Yes! Write $n=2k+1$. Then the median is the maximum of the minima of all $k+1$ element subsets of the data.

For example, when $n=3$, then there are $\binom{3}2=3$ two element subsets of the data: $\{a_1,a_2\},\{a_1,a_3\},\{a_2,a_3\}$. The median is the max of all these minima: $$ \text{median}(a_1,a_2,a_3)=\max\big(\min(a_1,a_2),\min(a_1,a_3),\min(a_2,a_3)\big) $$ When $n=5$, there are $\binom53=10$ three element subsets of the data, so $$ \text{median}=\max\Big(\min(a_1,a_2,a_3),\min(a_1,a_2,a_4),\min(a_1,a_2,a_5),\min(a_2,a_3,a_4),\dots,\min(a_3,a_4,a_5)\Big) $$ As you can see, this formula quickly gets unwieldy. The number of terms is $\binom{n}{(n+1)/2}$, which grows exponentially.

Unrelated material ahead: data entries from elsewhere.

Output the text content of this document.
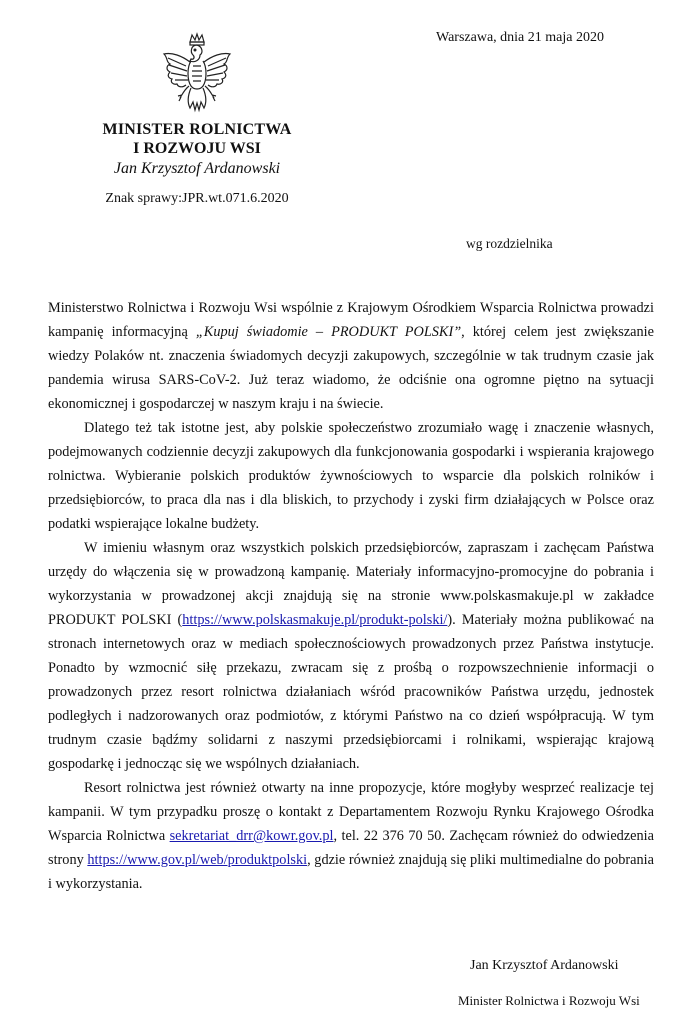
Warszawa, dnia 21 maja 2020
MINISTER ROLNICTWA
I ROZWOJU WSI
Jan Krzysztof Ardanowski
Znak sprawy:JPR.wt.071.6.2020
wg rozdzielnika

Ministerstwo Rolnictwa i Rozwoju Wsi wspólnie z Krajowym Ośrodkiem Wsparcia Rolnictwa prowadzi kampanię informacyjną „Kupuj świadomie – PRODUKT POLSKI”, której celem jest zwiększanie wiedzy Polaków nt. znaczenia świadomych decyzji zakupowych, szczególnie w tak trudnym czasie jak pandemia wirusa SARS-CoV-2. Już teraz wiadomo, że odciśnie ona ogromne piętno na sytuacji ekonomicznej i gospodarczej w naszym kraju i na świecie.

Dlatego też tak istotne jest, aby polskie społeczeństwo zrozumiało wagę i znaczenie własnych, podejmowanych codziennie decyzji zakupowych dla funkcjonowania gospodarki i wspierania krajowego rolnictwa. Wybieranie polskich produktów żywnościowych to wsparcie dla polskich rolników i przedsiębiorców, to praca dla nas i dla bliskich, to przychody i zyski firm działających w Polsce oraz podatki wspierające lokalne budżety.

W imieniu własnym oraz wszystkich polskich przedsiębiorców, zapraszam i zachęcam Państwa urzędy do włączenia się w prowadzoną kampanię. Materiały informacyjno-promocyjne do pobrania i wykorzystania w prowadzonej akcji znajdują się na stronie www.polskasmakuje.pl w zakładce PRODUKT POLSKI (https://www.polskasmakuje.pl/produkt-polski/). Materiały można publikować na stronach internetowych oraz w mediach społecznościowych prowadzonych przez Państwa instytucje. Ponadto by wzmocnić siłę przekazu, zwracam się z prośbą o rozpowszechnienie informacji o prowadzonych przez resort rolnictwa działaniach wśród pracowników Państwa urzędu, jednostek podległych i nadzorowanych oraz podmiotów, z którymi Państwo na co dzień współpracują. W tym trudnym czasie bądźmy solidarni z naszymi przedsiębiorcami i rolnikami, wspierając krajową gospodarkę i jednocząc się we wspólnych działaniach.

Resort rolnictwa jest również otwarty na inne propozycje, które mogłyby wesprzeć realizacje tej kampanii. W tym przypadku proszę o kontakt z Departamentem Rozwoju Rynku Krajowego Ośrodka Wsparcia Rolnictwa sekretariat_drr@kowr.gov.pl, tel. 22 376 70 50. Zachęcam również do odwiedzenia strony https://www.gov.pl/web/produktpolski, gdzie również znajdują się pliki multimedialne do pobrania i wykorzystania.

Jan Krzysztof Ardanowski
Minister Rolnictwa i Rozwoju Wsi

The median is the arg min of the sum of absolute deviations of $X_i$ from $\theta.$

Similarly, the mean is analogous for squared deviation.

$F(k)=\sum_{r=1}^n |k-a_r| $, (where k is a variabe , $a_r>a_{r+1}$)

If n is odd ,n=2m+1

$k>a_1\Rightarrow$ all mods open as $k-a_r$ and so derivative is >0(as you increase 'k' the value of function increase).

$a_1>k>a_2$ then one mod only open as $a_r-k$(r=1) , and others as $k-a_r$, hence still derivative >0

$a_m>k>a_{m+1} $ ,here m+1 mods open as $k-a_r$ and m mods open as $a_r-k$ ,so derivative is greater than 0

So obviusly derivative becomes negative if $k<a_{m+1}$ and derivative is greater than 0 if $k>a_{m+1}$ , hence minimum of the function is at $a_{m+1}$.

If n is even ,n=2m

You will find that derivative is >0 if , $k>a_{m}$

Derivative <0 if $k<a_{m+1}$

Derivative =0 if $ a_m>k>a_{m+1}$ , so the function is minimum for all such $k$(including $a_m$ and $a_{m+1}$).

So for even number of terms we define mode as $\frac{a_m+a_{m+1}}{2}.$